Staring out a window is not much fun when beyond the window there is only a brick wall. I count brick after brick after brick, 805 bricks to be exact. I’ve counted and re-counted and counted again. I’ve even gone as far as to start naming them. Once or twice I struck up a conversation with one of them. I’m not insane of course. Although sometimes, the bricks do talk back. They talk about all sorts of things, but mostly they tell me the things happening beyond the wall. Beyond the brick. Beyond this building in which I’m imprisoned. They tell when the trees have begun to lose their leaves, or when the old man mows the grass. They tell me the colors of the sunset, and that a stray dog moved into the neighborhood. They tell me all of the things that I am missing. All of the things I may never see again. And I know it’s all in my head, but sometimes their voices sound so real. But maybe it is simply the sickness. The plague eating away at my brain, eating away at my body. The damned sickness that is keeping me locked inside this damned brick hospital. It wasn’t always a hospital, but when the hospitals fill up, it doesn’t matter much what a building used to be as long as there’s room to stack some not-quite-yet-corpses. Did you know that the average housefly can lay up to 500 eggs? And those 500 flies only live up to about 28 days? So let me tell you, when you see people literally drop like flies, it’s a little overwhelming. The thing is, these people aren’t just sick, they are dying. Every single one of those 500 flies can see the light. You would think that this would scare me. It used to, but as days drag on, death becomes less frightening and more tedious.

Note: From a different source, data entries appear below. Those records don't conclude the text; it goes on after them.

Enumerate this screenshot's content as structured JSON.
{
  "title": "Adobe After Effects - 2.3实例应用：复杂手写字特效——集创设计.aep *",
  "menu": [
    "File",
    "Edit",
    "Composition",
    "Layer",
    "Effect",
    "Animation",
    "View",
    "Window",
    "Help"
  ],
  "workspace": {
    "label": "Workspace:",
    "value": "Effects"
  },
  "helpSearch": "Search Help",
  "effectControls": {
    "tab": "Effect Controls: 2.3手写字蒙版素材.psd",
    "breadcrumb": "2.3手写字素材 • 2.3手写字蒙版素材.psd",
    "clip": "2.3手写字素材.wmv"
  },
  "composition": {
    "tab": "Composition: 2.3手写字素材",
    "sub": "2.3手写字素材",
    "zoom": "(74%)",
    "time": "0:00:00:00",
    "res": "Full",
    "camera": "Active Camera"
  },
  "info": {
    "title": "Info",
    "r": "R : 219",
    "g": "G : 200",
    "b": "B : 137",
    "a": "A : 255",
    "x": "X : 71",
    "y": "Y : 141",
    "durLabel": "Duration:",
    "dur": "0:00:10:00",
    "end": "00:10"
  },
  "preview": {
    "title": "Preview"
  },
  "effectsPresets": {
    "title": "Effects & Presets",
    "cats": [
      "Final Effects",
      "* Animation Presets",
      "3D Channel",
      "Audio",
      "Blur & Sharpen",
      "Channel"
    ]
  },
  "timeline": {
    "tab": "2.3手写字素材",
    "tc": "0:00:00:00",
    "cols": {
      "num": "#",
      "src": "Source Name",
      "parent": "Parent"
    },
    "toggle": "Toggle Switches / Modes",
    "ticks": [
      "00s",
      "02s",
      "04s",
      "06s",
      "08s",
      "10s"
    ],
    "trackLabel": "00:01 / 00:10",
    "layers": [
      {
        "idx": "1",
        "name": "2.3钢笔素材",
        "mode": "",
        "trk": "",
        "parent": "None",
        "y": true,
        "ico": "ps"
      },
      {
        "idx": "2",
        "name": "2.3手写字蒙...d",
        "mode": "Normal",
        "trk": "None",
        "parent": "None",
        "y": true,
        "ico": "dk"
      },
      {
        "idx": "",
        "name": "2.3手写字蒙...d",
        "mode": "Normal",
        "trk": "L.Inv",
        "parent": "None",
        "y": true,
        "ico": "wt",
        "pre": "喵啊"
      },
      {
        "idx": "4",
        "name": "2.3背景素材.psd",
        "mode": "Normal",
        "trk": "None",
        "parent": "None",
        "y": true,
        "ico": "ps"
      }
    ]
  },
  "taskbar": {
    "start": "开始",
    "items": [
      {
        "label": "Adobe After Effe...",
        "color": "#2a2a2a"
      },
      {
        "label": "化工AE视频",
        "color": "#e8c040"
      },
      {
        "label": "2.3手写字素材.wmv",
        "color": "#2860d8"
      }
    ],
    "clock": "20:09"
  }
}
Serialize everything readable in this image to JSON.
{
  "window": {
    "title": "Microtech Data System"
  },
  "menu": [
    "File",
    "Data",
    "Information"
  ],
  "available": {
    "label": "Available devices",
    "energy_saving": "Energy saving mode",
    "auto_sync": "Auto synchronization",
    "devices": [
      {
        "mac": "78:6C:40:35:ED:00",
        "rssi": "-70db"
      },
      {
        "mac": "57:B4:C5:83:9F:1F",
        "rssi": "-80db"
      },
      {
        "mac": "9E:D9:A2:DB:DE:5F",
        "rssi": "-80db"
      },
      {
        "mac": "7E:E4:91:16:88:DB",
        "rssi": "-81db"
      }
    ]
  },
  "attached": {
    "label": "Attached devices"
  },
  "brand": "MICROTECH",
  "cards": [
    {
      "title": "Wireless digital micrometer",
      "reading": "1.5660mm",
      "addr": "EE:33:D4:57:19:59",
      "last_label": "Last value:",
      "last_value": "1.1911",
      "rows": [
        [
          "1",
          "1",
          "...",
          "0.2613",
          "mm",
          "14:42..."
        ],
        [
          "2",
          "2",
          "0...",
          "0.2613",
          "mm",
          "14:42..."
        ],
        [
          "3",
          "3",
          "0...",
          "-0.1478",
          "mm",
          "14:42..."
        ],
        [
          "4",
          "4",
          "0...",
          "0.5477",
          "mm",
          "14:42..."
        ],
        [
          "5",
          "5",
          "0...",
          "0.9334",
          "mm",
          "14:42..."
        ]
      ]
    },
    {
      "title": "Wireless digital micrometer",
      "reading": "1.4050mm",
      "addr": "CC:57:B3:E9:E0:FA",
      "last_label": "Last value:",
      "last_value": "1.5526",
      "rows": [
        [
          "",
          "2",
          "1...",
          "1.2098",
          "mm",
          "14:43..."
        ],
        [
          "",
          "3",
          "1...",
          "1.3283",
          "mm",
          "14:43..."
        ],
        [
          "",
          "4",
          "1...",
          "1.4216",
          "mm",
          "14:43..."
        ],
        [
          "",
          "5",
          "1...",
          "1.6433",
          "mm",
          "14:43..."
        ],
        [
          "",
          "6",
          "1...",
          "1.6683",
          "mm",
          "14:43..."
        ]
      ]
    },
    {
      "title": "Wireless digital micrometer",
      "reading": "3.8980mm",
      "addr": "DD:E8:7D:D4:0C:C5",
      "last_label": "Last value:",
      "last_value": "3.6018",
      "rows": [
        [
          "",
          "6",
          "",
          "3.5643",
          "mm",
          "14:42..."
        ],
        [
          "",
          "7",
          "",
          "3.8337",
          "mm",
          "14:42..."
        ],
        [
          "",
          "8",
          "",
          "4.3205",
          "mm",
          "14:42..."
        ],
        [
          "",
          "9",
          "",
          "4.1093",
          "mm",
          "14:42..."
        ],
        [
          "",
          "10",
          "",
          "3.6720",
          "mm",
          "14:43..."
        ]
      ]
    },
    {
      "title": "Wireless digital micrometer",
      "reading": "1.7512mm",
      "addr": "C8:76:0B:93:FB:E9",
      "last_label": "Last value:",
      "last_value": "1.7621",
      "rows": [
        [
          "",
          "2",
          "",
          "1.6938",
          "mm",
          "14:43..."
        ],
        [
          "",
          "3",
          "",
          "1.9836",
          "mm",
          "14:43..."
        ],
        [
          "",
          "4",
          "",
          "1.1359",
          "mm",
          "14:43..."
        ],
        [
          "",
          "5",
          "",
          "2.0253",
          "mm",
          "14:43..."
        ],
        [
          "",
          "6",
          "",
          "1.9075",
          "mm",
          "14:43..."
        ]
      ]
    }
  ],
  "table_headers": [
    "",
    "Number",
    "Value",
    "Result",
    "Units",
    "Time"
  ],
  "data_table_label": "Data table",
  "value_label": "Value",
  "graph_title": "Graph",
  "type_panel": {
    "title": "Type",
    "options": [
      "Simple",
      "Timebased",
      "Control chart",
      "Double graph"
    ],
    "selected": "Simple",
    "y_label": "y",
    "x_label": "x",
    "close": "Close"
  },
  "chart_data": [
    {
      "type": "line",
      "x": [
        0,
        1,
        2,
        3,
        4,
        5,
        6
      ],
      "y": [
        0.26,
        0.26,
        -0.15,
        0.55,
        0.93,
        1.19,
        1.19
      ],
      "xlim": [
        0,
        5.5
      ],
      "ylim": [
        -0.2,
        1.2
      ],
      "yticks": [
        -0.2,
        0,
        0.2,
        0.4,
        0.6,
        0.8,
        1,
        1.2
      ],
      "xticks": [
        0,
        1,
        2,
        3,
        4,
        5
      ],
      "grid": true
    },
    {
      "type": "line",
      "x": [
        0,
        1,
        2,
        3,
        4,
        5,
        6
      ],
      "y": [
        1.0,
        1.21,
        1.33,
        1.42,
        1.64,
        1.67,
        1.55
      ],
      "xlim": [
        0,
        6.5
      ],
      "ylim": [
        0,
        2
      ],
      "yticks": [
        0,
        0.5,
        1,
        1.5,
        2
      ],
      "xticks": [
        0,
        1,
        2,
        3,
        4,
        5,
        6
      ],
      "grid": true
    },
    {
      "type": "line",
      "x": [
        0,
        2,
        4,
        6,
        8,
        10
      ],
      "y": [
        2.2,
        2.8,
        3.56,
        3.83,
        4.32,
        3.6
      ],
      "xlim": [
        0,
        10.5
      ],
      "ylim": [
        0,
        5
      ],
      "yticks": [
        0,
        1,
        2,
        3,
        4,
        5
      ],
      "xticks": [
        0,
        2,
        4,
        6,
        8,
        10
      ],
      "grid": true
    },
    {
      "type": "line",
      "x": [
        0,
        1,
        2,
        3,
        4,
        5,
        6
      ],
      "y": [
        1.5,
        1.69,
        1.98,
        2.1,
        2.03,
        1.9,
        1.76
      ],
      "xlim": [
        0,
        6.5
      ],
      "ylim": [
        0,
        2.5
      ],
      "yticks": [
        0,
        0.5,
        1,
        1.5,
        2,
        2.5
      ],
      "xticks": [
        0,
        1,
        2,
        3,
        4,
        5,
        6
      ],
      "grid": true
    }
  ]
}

This is where the bricks come back into the story. There aren’t many people to talk to around here. They tend to be sleeping or, well, dying. Which leaves me, sitting alone next to my window, counting the 805 bricks. Naming the bricks. And occasionally, talking to them. I’m not angry anymore. I used to be mad at the people who didn’t have to sit in this building. Those who could breathe fresh air and talk to their neighbors, but I’ve accepted it now. Some people are immune to the incurable plague, and others just aren’t. It may not seem fair, but life was never fair and, frankly, neither is death. I used to think there was a point to life. Now I realise how wrong I am. There is no big plan for the human race. We are simply animals, slowly going extinct. We are no greater than dinosaurs, no more important than the wooly mammoth, truly as useless to the world as the dodo bird. Soon enough, we’ll all be gone. Maybe not with this plague, but certainly with another. The human race is not infinite. We are not immortal. Only 5,000,000,000 years until the sun explodes. It may seem like a lot now, but I promise you when the sun turns big and red, all you will hear is that our time came too soon. Because people believe that they will leave a mark on this world, but when the sun blinks out, there will be no one who ever knew we existed. No one will ever kiss our corpses or taste our blood. No one will learn our languages or write our letters. No one will ever find the rubble of the brick wall that the dying girl got her daily news from. No one will ever know.